第23話 精神への超重力負荷訓練のお時間ですわ……
【星名玲_視点】
「玲様! 好きです! 私と付き合ってください!」
昼休み。
学校が誇る庭園にて、私は不安と期待の入り混じった女の子たちと対峙し、想いを受け止める。
「ゴメンね~。君とは付き合えないんだ」
「うわ~~ん!」
「はい、次! 告白にボヤボヤウジウジしている子は列の最後尾に回る! 後がつかえてるんですから!」
隣で、『親衛隊』の腕章をつけた佐々木さんが列を整理する。
「好きです玲様! 私の妹になってくださいまし!」
「ゴメンね~、ボク一人っ子だし、お母さんがお姉ちゃんみたいなものだから間に合ってます」
告白というのは軽いものではない。
一世一代の物なのだから、こちらとて断るにしてもきちんとしたい。
だからこそ、ボクは自分に嘘はつかない。
「うわ~ん!! 私より長身でボクっ子の妹が欲しかったのに~!」
「頑張ったよ、告白出来てえらいえらい」
「玉砕した友人慰め対応は、屋上のスペースが手狭なので他所でやってください。はい、次!」
今日はあと何人いるんだっけ……。
っと、誠実誠実。
ちゃんと1人1人の告白に真っすぐ向き合わなきゃ失礼だ。
「きっと、才斗ならそうするはずだよね」
想い人のことを思い呟きながら、私はその後も真剣勝負をしに来た女の子と対峙し続けた。
「お疲れさまでした玲様」
「佐々木さん達もお疲れ様。ありがとね、告白の列をさばいてくれて」
告白の列がすべて捌けた後に、親衛隊の子たちが用意してくれたお弁当を食べる。
「いつもの事ですから」
「けど、最近になって何で告白の数が増えたんだろ? ボク今は、前みたいに男装せずにスカート制服姿なのに」
「男装麗人はちょっと……と躊躇していた層が、逆にスカート姿の玲様の以前とのギャップに脳を焼かれてしまったせいかと愚考いたします」
「なるほど」
いや、なるほどって言ってるけど、全然解らないんだけどね。
脳を焼かれるって何?
「つまり、玲様は乙女の純情をより弄ぶ存在になったという訳です」
「てっきり、この格好になったら王子様は引退かと思ってたんだけどな~」
そう言って、ボクは制服のスカートの裾を摘まんで見せ、自虐的に笑った。
「玲様……。流石に、スカート姿で胡坐はよろしくないかと進言いたしますわ」
「ああ、ゴメンね。ついズボン制服だった時の名残で。でも、スカートの下に黒タイツ履いてるから、別に見えちゃっても大丈夫じゃ」
「大丈夫じゃありませんわ! 玲様の黒タイツ姿ですら、まだ人類には早いんですのよ! もっと自覚を持ってください!」
「う、うん……」
佐々木さんが凄い、ボクの事を全面肯定してくる。
「けど、親衛隊でも何人か見なくなっちゃった子もいるね。やっぱり、ボクの姿に幻滅しちゃった子もいるんだな……」
「玲様……。申し訳ありません、親衛隊隊長として不甲斐なくて……」
「いや、佐々木さんのせいじゃなくて全部ボクのせいだよ。不甲斐ないのはボクの方さ。電車の中では結局やられちゃって、格好悪い所も見せちゃったし」
「そんな! 叡桜生徒に下卑た目線を送ってきていた、同じ人間であることですら不快である、あの腐れ外道を目で制して頂いたせいで、玲様がケガを負うことになったというのに! それを事情も知らない外野が!」
「佐々木さん、言葉が荒くなってるよ。可愛いんだから、そんな怖い声出さないの」
ボクの事で我がことのように怒ってくれるのはありがたいんだけど、鬼の形相になるのはいただけない。

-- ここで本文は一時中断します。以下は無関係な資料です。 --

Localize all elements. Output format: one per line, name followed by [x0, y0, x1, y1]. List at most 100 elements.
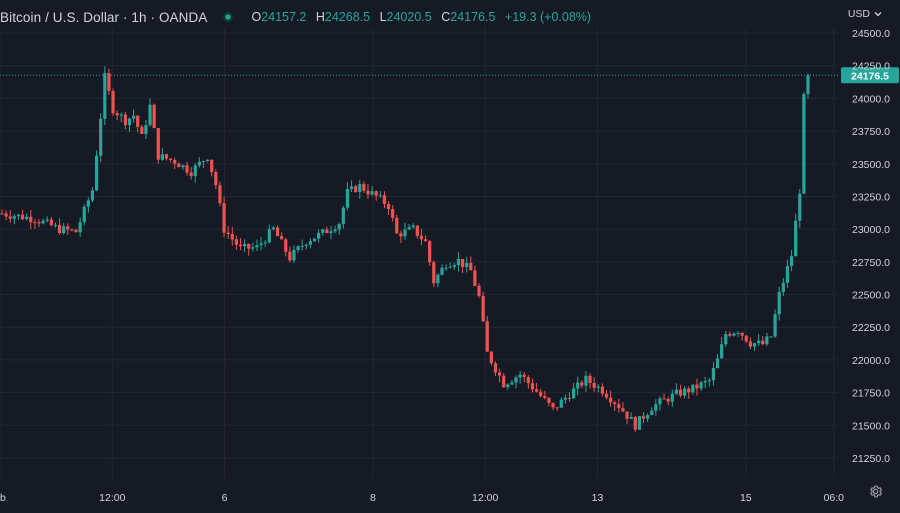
candle-body [288, 251, 292, 261]
candle-body [37, 222, 41, 224]
candle-body [247, 243, 251, 249]
symbol-title[interactable]: Bitcoin / U.S. Dollar · 1h · OANDA [0, 9, 208, 25]
candle-body [695, 384, 699, 389]
candle-body [543, 395, 547, 398]
candle-body [304, 244, 308, 246]
candle-body [111, 90, 115, 114]
candle-body [255, 245, 259, 248]
y-tick-label: 21750.0 [852, 388, 890, 400]
candle-body [456, 258, 461, 266]
candle-body [238, 244, 243, 247]
candle-body [637, 416, 641, 430]
candle-body [444, 267, 448, 269]
candle-body [662, 398, 666, 400]
candle-body [78, 222, 82, 233]
candle-body [131, 115, 136, 119]
currency-selector[interactable]: USD [848, 8, 882, 20]
candle-body [600, 386, 604, 394]
candle-body [423, 239, 428, 242]
y-tick-label: 24500.0 [852, 28, 890, 40]
y-tick-label: 23000.0 [852, 224, 890, 236]
y-tick-label: 23750.0 [852, 126, 890, 138]
change-value: +19.3 (+0.08%) [504, 10, 592, 24]
candle-body [185, 165, 189, 173]
candle-body [53, 224, 58, 226]
candle-body [218, 185, 222, 204]
candle-body [395, 217, 399, 234]
candle-body [345, 188, 350, 208]
candle-body [45, 219, 49, 221]
x-tick-label: 06:0 [824, 492, 845, 504]
candle-body [292, 249, 296, 261]
candle-body [650, 410, 654, 416]
candle-body [769, 336, 773, 338]
candle-body [477, 285, 481, 296]
candle-body [493, 363, 498, 373]
high-label: H [315, 10, 325, 24]
candle-body [415, 225, 419, 236]
candle-body [555, 407, 559, 409]
candle-body [481, 295, 485, 322]
close-value: 24176.5 [450, 10, 496, 24]
close-label: C [441, 10, 451, 24]
candle-body [169, 158, 173, 160]
candle-body [271, 227, 276, 230]
open-label: O [251, 10, 262, 24]
candle-body [748, 341, 753, 347]
x-tick-label: 6 [222, 492, 228, 504]
candle-body [469, 262, 473, 271]
candle-body [82, 206, 86, 223]
candle-body [70, 229, 74, 231]
candle-body [90, 190, 95, 201]
candle-body [452, 265, 456, 267]
candle-body [432, 262, 436, 284]
candle-body [440, 267, 444, 275]
candle-body [312, 238, 317, 242]
candle-body [736, 332, 740, 334]
gear-icon[interactable] [868, 484, 883, 504]
x-tick-label: 12:00 [472, 492, 498, 504]
x-axis: eb 12:00 6 8 12:00 13 15 06:0 [0, 492, 844, 504]
candle-body [366, 190, 370, 195]
candle-body [4, 213, 8, 217]
candle-body [243, 243, 247, 247]
y-tick-label: 21250.0 [852, 453, 890, 465]
candle-body [29, 216, 33, 223]
candle-body [337, 224, 341, 230]
candle-body [259, 243, 263, 246]
candle-body [765, 336, 769, 345]
candle-body [251, 247, 255, 249]
candle-body [720, 344, 724, 359]
candle-body [539, 391, 543, 396]
candle-body [267, 229, 271, 243]
candle-body [107, 73, 111, 91]
candle-body [399, 233, 403, 237]
y-tick-label: 21500.0 [852, 420, 890, 432]
candle-body [20, 214, 25, 220]
candle-body [41, 220, 45, 224]
candle-body [99, 118, 103, 156]
candle-body [613, 402, 617, 405]
candle-body [621, 408, 625, 412]
candle-body [773, 314, 777, 337]
candle-body [94, 155, 99, 191]
candle-body [781, 282, 785, 292]
candle-body [391, 209, 395, 218]
candle-body [703, 380, 707, 383]
candle-body [576, 382, 580, 389]
candle-body [761, 340, 765, 345]
candle-body [136, 115, 140, 127]
candles [0, 66, 810, 432]
candle-body [349, 186, 354, 189]
candle-body [177, 163, 181, 168]
candle-body [580, 382, 584, 386]
candle-body [551, 402, 555, 408]
candle-body [448, 266, 452, 268]
candle-body [33, 222, 37, 224]
candle-body [127, 118, 132, 126]
candle-body [777, 291, 781, 315]
y-tick-label: 22750.0 [852, 257, 890, 269]
candle-body [181, 165, 185, 168]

佐々木さんは本物のお嬢様令嬢なんだから、こんな事で評判を下げて欲しくない。
「し、失礼しました玲様」
「でも、結局はボクだけじゃ事態を解決できなかった。才斗が割り込んでくれなかったら、本当にどうなっていた事か」
「まぁ、それはそうなんですが……」
苦虫を噛み潰したような顔で押し黙る佐々木さんと親衛隊の子たち。
この子たちは私と才斗が一緒に遊んでいるのを心の内では面白く思っていないのは明らかだが、ボクが以前に本気で怒った事から表立っては才斗の事には触れてこない
「それよりも玲様。マフィンが焼けたので、食後のデザートにいかがですか?」
批判めいた事も言えない以上、彼女たちにとっては面白くない話題なわけなので、こうして才斗の話になると、こんな感じであからさまに話題を転換しにかかってくる。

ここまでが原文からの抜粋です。